TOPARLAN! iç sesim bana ne söylüyor diye arayıp sorarken, kapılarını aç sesini duydum bugün. şifaya alan aç. what before how, remember?

evet bir iyilik alanı var ve oraya ulaşmak mümkün. 

bugün biraz daha sessizlik ihtiyacı var içimizde. yoğun duygusal çözümlemelerin ardından bunları sindirecek bir alan için sessizlik. 

insan; önce çok sesliliği, sonra dinginliği mi öğreniyor? bebeklere bakarsak hiç de öyle değil. aylarca süren bir gözlemin ardından bıcır bıcır konuşma aralığı geliyor. yeniden bebeklerden öğrenilecek nice şey var. ihtiyaçlarını ertelemeyen, öylece duygularını tüm çıplaklığı ve kırılganlığıyla ifade eden canlılar.

nereden geldik bu konuya, hatta buraya?

ben buraya çıplak geldim diyordu Nil K. sonrası oyunlar, sonrası temas, tüm duyular, tüm duygular. 

dağıttığımız gibi toparlarız inşallah.

20 Ocak 2023 Cuma

 yeni bir yıla-yaşa başladık çok şükür :)

ülke ve dünya gündeminden ayrı gitmeyen bu süreç. dünya ısınıyor mesela. ocak ayındayız ama yağmur yağmıyor, yeraltında su ile bir tarım bölgesinde sondajlar çalışmaz olmuş. 

yazmak pek içimden gelmiyor bu ara. aslında en iyi geleceğini bildiğim şey. dikkatimi dağıtan ve en çok toparlanmasına yardımcı olan şey. tabii bir de harekte etmek var. 

bir süredir aramızın limoni olduğu hareketle de tekrar barıştık.  bu aralar konu biraz harekete geçmek, üretmek ve ertelememek üzerine. 

sanki bunun için düşünmeye başladığımı bile erteleyerek kendini gerçekleştiriyor süreç.

yapılacaklar listesi yapıp, düzenlemeye ihtiyaç duyulan her şey gibi bu süreç de düzenlenmeye ihtiyaç duyuyor.

bir niyet, ardından hazırlık, kalem kağıtlar, ürün ve sunuş.

galiba ilk planı yaptım :) 

başlıyorum 15 dakikalık yazılara yeniden. 4 gün 45 dakika yoga, 3 gün yüzme şeklinde haftalık planımı oturtmaya başlıyorum. 

haftada 1 gün kesin bir ders,

ek olarak da haftanın 2 günü meditasyon ve nefes dersi güne güzel başlamak için. saat 10da.

kim tutar beni :) 

cevap da sadece ben belki. ben bir şeyler yapmak istesem kalkabildiğim sürece yapabiliyorum. şahane destek mekanizmalarım var. 

şükür sebebim onlarca topluluk, kadın, erkek, çocuk. 

gördüğümde sevgiyle sarıp sarmalayacak onlarca çoluk çocuk insan tanıyorum, ne büyük zenginlik, en büyük zenginliğim belki de.

kendime çektirdiğim ızdırapların devamında gelen korkusunu görüyorum. utancın eşlik ettiği bazı duygular bunlar.

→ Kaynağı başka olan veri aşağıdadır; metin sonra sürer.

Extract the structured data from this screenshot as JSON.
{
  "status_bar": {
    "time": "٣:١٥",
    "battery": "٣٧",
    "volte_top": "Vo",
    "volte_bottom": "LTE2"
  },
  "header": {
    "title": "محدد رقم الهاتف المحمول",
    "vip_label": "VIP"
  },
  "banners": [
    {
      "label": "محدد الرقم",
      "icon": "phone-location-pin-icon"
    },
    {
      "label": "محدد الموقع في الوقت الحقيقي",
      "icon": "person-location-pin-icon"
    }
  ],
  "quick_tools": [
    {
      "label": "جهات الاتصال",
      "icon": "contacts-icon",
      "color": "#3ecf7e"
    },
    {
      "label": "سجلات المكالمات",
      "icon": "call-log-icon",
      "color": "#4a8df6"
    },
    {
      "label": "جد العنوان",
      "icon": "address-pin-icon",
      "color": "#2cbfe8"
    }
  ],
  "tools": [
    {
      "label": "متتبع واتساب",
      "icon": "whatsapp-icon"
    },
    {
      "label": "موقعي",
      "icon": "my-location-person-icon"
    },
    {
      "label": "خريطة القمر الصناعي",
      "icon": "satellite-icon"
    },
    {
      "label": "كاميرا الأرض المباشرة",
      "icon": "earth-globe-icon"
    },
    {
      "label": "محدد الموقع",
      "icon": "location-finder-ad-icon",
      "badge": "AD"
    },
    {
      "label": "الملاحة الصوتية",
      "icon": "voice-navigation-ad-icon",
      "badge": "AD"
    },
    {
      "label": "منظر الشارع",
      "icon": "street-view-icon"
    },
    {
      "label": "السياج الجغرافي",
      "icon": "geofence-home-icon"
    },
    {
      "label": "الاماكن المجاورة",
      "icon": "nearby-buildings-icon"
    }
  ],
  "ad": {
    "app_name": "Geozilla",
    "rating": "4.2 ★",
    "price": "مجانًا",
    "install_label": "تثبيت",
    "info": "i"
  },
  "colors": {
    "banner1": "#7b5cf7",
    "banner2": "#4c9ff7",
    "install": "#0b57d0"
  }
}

şimdiki dünya az daha farklı. 

yepyeni sosyallik alanlarında kendime tanık oluyorum. eski TRT spikerlerinden diksiyon dersleri almaya başladım 5 haftalığına. duyduğum sesin yankısı ve etkisi öyle güzel ve akılda kalıcı ki. hisleri asla unutmuyorum.

birçok alana girdim çıktım bu zamana kadar. bağlantıyı kaybettiğim ve yakaladığım zamanlar oldu elbette.

en akılda kalıcı tanımlamalardan biri alan tutmak.

alanı tutabileceğime inancım büyük, ihtiyaç halinde çanım ve evet şu anda sessizliği dinleyebiliriz diyen tarafım var ve güçlendi.

zamanlar geldi geçiyor, sanki bir uyanış zamanındayız. sabah mahmurluğunun geçtiği bir uyanış hali.

awake-ning

wake up.

good morning :)

zaman zaman bölünebilirim ve bunun için elimden geleni yapıyorum.

şu an olduğum halimle olmak için, özgür, kendini bilen, destek veren, destek alan olabilmek için elimden geleni yapıyorum.

doğamla uyumlu, mütevazı, gözü yükseklerde ve potansiyeline de uygun hareketler görmek isteriz kendimizden. 

araştırmak işteş bir kökten geliyor. aradığın şey de seni arıyor.

ben de bildiklerimi paylaşmanın bir yolunu arıyorum bu aralar. what before how. 

iyilik hallerini paylaşmayı arıyorum. 

bedene iyi bakmayı, nefesi, ihtiyaçları fark etmeyi öğretmeyi, kaynak-destek mekanizmalarını güçlendirmeyi arıyorum. bunları yazmam lazım.